Does anybody know about the cause of death?  Was it an accident? A chronic illness? A sudden sickness?  Leave a comment if you have info.  Also, I would love to have a picture of her rather than the picture I have below.
Glendale Cemetery, Akron, Ohio

Thursday, December 9, 2010

Anniversary of Louise Brueggeman Krausman's Death

On this day in 1971, Louise died in Washington, DC.  She was 82 years old.  Of Selma's siblings, she is the one I remember.  Since we lived in Winchester, we would visit her at her home in Washington.  My Dad, Ray, has fond memories of her.  While he was in the army, he would spend week ends with her when he was stationed at Fort Lee.

She was the eldest child of Earnst August Brueggeman and Emma Long Brueggeman. Thanks to Ernie and his mother, Betty, for these pictures.

Wednesday, December 8, 2010

Documenting Christmas Traditions

I saw on another blog the importance of documenting your family's Christmas Traditions.  We can spend so much time and energy documenting the lives of our ancestors that we forget to document our own family.  I am sure there are many elaborate traditions but some simple ones as well.

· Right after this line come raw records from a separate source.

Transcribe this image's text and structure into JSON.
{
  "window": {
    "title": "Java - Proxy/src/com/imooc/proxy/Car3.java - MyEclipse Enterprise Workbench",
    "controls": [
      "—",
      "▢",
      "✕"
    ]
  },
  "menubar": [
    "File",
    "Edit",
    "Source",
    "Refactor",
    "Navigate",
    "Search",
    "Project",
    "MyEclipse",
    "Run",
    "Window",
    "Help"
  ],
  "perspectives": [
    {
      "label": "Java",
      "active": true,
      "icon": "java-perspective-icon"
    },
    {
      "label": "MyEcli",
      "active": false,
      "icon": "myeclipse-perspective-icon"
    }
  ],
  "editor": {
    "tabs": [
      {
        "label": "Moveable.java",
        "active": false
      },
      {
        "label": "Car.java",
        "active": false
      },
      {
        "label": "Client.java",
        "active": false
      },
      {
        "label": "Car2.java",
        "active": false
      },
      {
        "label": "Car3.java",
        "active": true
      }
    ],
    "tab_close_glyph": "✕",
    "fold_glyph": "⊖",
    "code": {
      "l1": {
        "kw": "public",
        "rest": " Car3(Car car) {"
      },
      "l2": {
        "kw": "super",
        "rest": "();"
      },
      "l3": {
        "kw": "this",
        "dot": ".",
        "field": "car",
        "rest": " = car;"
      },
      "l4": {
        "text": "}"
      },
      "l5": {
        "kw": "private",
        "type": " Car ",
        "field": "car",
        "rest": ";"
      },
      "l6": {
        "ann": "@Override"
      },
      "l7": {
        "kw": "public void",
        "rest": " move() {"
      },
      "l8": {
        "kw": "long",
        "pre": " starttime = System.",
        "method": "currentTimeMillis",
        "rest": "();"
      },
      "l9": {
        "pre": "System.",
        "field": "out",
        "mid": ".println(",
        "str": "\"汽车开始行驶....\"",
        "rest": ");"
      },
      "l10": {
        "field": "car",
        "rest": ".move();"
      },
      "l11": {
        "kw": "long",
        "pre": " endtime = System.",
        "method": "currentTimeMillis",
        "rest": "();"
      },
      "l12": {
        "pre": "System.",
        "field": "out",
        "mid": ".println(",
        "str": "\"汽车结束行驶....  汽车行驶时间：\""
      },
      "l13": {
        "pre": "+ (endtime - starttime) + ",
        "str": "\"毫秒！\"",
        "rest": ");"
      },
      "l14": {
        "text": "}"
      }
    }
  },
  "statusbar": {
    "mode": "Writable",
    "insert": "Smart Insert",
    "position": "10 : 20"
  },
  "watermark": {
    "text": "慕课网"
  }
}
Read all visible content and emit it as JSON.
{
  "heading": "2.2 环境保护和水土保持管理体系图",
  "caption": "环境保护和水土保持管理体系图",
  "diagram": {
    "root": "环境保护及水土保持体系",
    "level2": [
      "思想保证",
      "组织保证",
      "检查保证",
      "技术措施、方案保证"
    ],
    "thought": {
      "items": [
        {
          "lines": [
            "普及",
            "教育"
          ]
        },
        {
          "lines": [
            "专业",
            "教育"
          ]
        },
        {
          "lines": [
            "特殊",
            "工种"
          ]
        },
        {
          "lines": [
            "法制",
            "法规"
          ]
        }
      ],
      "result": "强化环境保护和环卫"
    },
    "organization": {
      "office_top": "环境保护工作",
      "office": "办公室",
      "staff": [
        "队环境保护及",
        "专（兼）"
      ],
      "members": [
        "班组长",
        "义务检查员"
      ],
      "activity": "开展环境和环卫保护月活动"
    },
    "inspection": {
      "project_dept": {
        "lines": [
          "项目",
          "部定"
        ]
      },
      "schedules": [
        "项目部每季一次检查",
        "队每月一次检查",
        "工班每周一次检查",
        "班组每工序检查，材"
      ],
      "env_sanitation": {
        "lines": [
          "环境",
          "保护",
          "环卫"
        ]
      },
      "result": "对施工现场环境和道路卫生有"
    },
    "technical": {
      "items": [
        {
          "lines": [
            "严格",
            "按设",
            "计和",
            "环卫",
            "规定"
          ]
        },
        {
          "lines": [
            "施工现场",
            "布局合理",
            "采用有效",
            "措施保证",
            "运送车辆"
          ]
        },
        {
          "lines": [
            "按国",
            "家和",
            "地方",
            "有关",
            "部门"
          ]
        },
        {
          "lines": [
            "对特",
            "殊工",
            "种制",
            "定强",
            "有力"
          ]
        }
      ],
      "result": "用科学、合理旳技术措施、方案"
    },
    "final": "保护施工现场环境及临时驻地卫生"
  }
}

I am sure many families do what we did as children and what we did with our children, New Jammies on Christmas Eve.  Trust me, it is much harder to do with boys.
Lynne 1960
Max 1995

Think about your traditions and how they started.  One of our "little" traditions has to do with Captain Crunch.  Wouldn't Quaker Oats be thrilled?  When the kids were little Mom and Dad would have them all over to spend the night before Christmas to unwrap Mom's Santas.  It became known as Santa Slumber Party.  They would give them Christmas Captain Crunch for breakfast.  The Captain Crunch morphed into what they wanted for Christmas Dinner.  Every year Dad still looks for it and my boys, now in their 20's, still want it if it can be found.

Tuesday, December 7, 2010

How to save a posted picture

I wanted to let you know a couple of things about the pictures posted on the blog:

1.  I  format the picture to fit in the space on the blog and I realize that sometimes it may be a little small to see the details.  Double click on the picture and it will open in a bigger version.  If you want to see it even bigger, click it again.  If you want it to be smaller again, click again.  Try with the picture below:

Selma and Sid Riley

2.  If you want to save the picture to your computer, right click on it while it is "big".   A new window will pop up and click on the "Save Image As" line. A new window will open and you will pick where you want to save it.  Windows default is to save it  XXXXX/downloads (where XXXXX is your user name).  You can navigate to someplace else to save it but just remember where you put it.  You can also rename the picture from what ever I decided to call it. Then click "Save" at the bottom.

Hope this helps you.  If you have any questions about my instructions, comment on this post.